Not even escalating geopolitical conflicts can grind this rally in high-risk debt to a true halt.
Consider this: High-yield bonds are up 0.35 percent for August, gaining again after posting their first monthly loss in almost a year. The market’s poised for an annual return of 7.6 percent, building on a 135 percent return in the previous five years.
And this: Investors are also bidding up credit-focused closed-end funds that use borrowed money to amplify bets. They have returned 6.7 percent so far this year, on pace for 11 percent returns, according to a First Trust Portfolios LP index tracking the funds.

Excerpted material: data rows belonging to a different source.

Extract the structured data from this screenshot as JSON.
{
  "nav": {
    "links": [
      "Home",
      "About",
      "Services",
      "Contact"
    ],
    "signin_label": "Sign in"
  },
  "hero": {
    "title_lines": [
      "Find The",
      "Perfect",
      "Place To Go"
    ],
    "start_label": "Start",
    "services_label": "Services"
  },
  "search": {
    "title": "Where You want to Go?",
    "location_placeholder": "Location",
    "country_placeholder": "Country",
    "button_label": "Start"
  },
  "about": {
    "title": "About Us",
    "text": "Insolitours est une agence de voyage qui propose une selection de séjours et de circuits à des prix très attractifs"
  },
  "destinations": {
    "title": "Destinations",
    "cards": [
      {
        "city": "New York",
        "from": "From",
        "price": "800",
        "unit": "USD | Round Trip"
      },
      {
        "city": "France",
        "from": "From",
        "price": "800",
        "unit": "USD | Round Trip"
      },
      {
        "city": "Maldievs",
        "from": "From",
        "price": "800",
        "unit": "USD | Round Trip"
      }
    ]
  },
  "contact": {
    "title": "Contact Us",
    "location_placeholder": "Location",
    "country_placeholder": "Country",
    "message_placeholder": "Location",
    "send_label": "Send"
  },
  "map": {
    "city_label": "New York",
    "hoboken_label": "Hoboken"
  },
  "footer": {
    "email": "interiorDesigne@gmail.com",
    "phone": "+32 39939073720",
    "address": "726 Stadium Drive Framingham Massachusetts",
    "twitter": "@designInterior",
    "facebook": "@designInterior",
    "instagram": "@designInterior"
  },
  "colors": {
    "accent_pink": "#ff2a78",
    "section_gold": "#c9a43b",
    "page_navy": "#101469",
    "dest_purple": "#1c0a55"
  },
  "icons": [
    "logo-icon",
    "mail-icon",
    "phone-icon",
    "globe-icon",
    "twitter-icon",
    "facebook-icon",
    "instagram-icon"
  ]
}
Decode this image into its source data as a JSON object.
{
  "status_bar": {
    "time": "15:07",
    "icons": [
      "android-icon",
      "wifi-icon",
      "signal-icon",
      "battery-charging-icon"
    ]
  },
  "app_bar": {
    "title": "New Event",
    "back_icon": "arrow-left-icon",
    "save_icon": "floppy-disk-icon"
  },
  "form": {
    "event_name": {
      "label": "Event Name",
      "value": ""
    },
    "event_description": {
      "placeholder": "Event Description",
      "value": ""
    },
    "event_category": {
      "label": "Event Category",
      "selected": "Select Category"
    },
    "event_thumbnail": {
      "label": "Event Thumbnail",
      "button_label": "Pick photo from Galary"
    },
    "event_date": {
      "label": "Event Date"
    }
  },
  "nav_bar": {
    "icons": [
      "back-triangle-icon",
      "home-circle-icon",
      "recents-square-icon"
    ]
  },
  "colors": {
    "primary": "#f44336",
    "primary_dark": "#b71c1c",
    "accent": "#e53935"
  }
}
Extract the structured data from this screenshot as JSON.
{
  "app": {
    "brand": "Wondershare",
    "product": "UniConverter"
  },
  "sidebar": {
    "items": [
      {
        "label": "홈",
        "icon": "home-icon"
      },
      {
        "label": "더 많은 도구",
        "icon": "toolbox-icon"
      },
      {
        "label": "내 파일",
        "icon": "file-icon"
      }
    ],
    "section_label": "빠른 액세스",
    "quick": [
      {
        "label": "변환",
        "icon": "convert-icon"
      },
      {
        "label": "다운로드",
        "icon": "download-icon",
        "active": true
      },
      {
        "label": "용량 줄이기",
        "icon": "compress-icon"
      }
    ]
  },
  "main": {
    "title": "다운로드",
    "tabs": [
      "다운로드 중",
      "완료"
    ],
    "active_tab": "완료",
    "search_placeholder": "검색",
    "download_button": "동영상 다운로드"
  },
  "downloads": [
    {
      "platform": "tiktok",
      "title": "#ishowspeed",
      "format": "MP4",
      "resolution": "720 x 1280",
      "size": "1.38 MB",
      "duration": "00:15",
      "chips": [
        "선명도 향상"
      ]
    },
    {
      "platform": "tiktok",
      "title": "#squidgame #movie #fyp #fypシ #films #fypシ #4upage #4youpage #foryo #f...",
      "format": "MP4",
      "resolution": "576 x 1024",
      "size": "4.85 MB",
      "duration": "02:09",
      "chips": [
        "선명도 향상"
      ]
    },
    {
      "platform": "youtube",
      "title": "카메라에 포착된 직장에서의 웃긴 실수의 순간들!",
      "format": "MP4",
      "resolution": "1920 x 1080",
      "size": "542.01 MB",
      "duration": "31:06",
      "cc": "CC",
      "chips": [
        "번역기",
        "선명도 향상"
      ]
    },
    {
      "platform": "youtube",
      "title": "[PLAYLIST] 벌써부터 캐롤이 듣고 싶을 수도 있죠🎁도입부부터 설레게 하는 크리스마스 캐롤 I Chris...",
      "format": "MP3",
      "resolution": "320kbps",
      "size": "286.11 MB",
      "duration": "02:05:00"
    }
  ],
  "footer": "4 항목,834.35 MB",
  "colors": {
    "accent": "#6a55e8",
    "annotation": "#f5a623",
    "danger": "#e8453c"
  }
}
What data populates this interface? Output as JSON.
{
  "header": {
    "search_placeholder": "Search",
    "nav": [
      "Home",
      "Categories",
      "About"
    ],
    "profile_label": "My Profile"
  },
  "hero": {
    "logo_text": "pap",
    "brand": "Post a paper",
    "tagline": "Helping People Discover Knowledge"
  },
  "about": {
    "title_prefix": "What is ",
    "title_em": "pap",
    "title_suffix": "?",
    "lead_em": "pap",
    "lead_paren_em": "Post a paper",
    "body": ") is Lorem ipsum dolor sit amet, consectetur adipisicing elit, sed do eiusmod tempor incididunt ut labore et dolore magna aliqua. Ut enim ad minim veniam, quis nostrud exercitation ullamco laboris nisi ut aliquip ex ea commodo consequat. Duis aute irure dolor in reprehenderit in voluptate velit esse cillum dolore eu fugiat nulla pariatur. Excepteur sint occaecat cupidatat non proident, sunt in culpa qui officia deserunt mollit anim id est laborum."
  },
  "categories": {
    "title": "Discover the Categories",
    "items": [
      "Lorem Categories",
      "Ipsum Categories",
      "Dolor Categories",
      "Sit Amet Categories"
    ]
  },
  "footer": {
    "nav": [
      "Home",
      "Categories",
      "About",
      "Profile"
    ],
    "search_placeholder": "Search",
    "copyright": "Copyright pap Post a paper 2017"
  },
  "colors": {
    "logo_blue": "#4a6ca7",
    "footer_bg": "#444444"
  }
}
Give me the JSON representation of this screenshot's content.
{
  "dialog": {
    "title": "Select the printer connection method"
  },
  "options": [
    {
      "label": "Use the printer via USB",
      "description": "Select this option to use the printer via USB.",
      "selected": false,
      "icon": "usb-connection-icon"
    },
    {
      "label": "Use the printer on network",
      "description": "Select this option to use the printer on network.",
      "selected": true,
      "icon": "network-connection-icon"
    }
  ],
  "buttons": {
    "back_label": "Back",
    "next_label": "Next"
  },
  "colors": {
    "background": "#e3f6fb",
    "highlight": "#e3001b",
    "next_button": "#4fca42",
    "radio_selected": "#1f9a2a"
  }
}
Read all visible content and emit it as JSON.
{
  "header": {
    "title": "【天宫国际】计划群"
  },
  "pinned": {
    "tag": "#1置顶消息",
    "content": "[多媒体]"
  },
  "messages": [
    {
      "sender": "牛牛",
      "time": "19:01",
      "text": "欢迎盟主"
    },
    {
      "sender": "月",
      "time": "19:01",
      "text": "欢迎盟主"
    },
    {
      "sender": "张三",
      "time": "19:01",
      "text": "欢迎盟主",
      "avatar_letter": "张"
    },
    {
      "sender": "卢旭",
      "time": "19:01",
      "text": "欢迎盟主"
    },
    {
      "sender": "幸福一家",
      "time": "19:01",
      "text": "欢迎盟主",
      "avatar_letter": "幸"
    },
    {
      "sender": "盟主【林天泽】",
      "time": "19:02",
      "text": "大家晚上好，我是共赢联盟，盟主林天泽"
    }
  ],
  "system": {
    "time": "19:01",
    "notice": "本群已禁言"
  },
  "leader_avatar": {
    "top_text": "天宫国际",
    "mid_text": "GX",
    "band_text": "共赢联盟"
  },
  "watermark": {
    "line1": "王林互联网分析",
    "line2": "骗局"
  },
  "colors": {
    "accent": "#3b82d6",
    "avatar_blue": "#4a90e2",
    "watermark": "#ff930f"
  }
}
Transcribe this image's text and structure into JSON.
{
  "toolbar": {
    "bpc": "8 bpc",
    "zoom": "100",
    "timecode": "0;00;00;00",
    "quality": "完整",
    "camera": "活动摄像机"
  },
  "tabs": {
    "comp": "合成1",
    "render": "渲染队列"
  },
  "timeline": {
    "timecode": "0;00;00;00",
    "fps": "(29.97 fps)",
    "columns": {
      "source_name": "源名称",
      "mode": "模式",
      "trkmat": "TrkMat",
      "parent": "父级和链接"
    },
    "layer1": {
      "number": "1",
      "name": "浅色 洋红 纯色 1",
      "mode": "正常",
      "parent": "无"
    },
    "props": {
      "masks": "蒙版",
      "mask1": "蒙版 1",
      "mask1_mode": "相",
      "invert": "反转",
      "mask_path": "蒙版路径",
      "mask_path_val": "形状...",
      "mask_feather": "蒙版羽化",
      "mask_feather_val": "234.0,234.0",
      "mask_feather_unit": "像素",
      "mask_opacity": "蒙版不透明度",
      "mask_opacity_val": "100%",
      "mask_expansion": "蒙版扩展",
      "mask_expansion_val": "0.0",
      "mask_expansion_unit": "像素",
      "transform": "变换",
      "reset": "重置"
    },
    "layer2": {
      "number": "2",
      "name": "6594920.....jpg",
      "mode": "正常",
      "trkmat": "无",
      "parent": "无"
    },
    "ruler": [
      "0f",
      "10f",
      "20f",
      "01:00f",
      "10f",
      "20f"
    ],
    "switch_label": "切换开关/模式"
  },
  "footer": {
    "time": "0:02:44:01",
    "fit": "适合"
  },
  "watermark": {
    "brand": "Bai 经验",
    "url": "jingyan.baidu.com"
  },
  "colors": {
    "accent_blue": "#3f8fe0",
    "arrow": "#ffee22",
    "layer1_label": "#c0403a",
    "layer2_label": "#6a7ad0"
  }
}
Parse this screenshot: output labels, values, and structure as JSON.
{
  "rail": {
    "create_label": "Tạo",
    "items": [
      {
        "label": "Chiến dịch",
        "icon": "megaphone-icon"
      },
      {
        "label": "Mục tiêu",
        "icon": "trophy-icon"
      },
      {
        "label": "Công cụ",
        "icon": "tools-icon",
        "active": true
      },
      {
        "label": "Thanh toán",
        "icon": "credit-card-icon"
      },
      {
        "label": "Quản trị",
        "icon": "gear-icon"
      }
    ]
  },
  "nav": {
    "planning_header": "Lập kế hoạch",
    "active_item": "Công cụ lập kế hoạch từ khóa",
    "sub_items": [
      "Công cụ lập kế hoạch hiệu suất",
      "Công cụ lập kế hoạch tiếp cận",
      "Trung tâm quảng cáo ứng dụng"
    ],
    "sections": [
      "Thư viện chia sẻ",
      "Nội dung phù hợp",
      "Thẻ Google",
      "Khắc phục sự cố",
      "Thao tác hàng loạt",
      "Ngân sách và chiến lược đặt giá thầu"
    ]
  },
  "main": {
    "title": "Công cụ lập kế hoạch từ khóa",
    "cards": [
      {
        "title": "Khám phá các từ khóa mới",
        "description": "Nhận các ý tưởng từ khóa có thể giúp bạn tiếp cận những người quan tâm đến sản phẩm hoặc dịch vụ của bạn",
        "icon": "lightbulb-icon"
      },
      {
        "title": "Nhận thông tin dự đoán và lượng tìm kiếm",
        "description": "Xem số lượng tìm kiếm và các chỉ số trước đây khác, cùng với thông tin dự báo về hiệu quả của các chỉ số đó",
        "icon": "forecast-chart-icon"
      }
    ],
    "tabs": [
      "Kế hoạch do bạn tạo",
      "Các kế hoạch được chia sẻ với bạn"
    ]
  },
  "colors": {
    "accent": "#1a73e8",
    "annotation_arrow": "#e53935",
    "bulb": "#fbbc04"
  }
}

There’s nothing obvious to stop this rally, even as some of the biggest investors warn of escalating risks stemming from a sixth year of unprecedented stimulus from the Federal Reserve. Those easy-money polices keep fueling demand for higher-yielding securities.
Fed Chair Janet Yellen has suggested “and I agree that we are in an asset bubble,” Carl Icahn, the billionaire activist investor, wrote yesterday in an blog posting. “We can no longer simply depend on the Federal Reserve to keep filling the punch bowl.”
Even a U.S. Treasury committee this month discussed whether markets had become “too complacent,” especially as cutbacks at bond dealers may make “the system less able to deal with unexpected volatility,” according to meeting notes.
Yields on high-yield bonds have shrunk back down to within 0.44 percentage point of the all-time low, according to Bank of America Merrill Lynch index data.
As investors become complacent, “they start to employ a bit of leverage,” Jeffrey Sherman, a money manager at DoubleLine Capital LP, said in a Bloomberg Television interview today. “The biggest risk that overhangs the market right now is that if investors rush to the exits.”
Enter leveraged closed-end funds. Pacific Investment Management Co.’s $1.6 billion High Income Fund has gained 17.1 percent so far this year, while BlackRock Inc.’s $693 million Multi-Sector Income Trust has returned 10.2 percent, according to data compiled by Bloomberg.
Icahn may be right that the market’s heading toward a bad ending. For now, however, he’s left watching as signs of leverage and risk increase, even after a record $7.1 billion weekly withdrawal from junk-bond funds.